Kedua, Mediasi. Pengertian mediasi adalah proses penyelesaian konflik dengan dibantui oleh pihak ketiga (mediator)yang netral/tidak memihak. Peranan mediator adalah sebagai penengah (yang pasif) yang memberikan bantuan berupa alternatif-alternatif penyelesaian konflik untuk selanjutnya ditetapkan sendiri oleh para pihak yang berkonflik. Mediasi biasanya merupakan pilihan penyelesaian  konflik lanjutan oleh pihak yang berkonflik setelah cara negosiasi tidak menemukan titik temu. Secara teoritis, bentuk mediasi memerlukan beberapa persyaratan agar prosesnya dapat berhasil, seperti misalnya para pihak yang berkonflik memiliki bargaining power  yang seimbang, dan para pihak masih mengharapkan hubungan baik pada masa yang akan datang.

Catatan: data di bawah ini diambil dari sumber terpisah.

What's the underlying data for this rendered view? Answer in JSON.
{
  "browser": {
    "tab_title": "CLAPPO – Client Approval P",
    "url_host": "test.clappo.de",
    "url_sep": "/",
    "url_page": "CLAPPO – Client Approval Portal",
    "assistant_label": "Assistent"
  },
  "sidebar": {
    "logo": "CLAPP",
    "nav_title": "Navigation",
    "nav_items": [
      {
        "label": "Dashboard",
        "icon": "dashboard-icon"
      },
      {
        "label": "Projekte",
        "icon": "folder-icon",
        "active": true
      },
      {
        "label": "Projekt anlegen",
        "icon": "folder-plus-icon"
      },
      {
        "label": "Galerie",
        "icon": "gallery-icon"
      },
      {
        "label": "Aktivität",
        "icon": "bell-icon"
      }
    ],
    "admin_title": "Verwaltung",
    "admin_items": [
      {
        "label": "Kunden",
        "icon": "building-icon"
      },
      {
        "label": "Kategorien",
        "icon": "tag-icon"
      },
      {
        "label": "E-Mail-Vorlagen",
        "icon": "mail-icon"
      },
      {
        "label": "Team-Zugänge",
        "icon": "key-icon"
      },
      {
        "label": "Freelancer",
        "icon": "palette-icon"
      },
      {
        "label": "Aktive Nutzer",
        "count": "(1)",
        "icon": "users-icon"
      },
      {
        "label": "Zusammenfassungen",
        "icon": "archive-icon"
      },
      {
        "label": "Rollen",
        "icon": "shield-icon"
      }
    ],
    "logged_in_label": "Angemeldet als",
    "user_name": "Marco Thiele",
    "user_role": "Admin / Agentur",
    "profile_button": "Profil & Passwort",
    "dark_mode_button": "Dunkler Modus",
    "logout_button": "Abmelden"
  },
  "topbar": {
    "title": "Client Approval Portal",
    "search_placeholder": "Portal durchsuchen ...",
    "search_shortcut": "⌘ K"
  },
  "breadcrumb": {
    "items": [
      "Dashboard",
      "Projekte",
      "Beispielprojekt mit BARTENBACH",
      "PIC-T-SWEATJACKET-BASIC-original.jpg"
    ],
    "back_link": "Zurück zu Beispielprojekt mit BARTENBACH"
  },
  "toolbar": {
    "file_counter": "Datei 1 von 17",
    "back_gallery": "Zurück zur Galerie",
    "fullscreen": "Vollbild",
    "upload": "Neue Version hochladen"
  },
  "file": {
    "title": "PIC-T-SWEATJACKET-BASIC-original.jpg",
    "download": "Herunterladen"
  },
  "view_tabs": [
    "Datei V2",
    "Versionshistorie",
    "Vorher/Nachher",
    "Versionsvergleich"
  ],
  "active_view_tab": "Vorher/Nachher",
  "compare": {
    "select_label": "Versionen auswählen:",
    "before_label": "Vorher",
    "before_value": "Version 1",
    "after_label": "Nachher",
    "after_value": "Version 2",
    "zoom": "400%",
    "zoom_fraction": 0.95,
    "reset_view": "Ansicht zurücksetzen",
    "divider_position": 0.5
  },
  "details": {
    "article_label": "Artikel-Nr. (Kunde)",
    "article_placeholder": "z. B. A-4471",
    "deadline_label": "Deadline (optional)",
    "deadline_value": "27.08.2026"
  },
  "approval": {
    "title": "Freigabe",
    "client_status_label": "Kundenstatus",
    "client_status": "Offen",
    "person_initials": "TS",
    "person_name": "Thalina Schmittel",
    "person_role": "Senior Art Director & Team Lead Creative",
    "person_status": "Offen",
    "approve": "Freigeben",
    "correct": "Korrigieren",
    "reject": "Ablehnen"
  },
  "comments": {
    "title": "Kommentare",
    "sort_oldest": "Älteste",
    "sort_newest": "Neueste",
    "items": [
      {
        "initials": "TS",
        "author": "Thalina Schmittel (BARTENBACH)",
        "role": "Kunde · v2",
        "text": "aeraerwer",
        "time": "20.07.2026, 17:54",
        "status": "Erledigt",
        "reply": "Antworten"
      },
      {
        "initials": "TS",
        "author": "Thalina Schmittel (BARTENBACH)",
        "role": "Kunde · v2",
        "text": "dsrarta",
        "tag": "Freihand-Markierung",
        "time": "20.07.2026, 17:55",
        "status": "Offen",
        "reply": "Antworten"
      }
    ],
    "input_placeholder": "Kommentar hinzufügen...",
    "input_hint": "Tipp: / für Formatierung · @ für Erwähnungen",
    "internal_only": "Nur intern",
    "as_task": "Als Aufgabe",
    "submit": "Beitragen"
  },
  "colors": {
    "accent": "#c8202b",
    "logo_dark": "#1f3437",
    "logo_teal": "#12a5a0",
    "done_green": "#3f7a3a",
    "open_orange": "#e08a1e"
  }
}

Ketiga, Konsiliasi. Penyelesaian konflik melalui konsiliasi adalah penyelesaian konflik alternatif yang juga melibatkan pihak ketiga, baik sendiri maupun beberapa orang. Konsiliator biasanya seorang yang diakui kompetensi dan pengelamannya yang secara profesional telah diakui kemampuannya sebagai penengah. Konsiliatior memberikan pendapatnya dan membantu pihak berkonflik dengandaftar alternatif-alternatif yang dapat dipilih dalam menyelesaikan konflik. Jika para pihak sepakat makan para pihak itu sendiri yang akan menetapkan pilihan penyelesaian konflik antara mareka yang akan dituangkan dalam suatu kesepakatan tertulis.Undang-Undang Nomor 30 Tahun 1999 tidak memberikan pengertian yang lengkap tentang konsiliasi, dan kata konsiliasi hanya terdapat dalam ketentuan umum dan penjelasan umum dari Undang-Undang Nomor 30 Tahun 1999 tersebut.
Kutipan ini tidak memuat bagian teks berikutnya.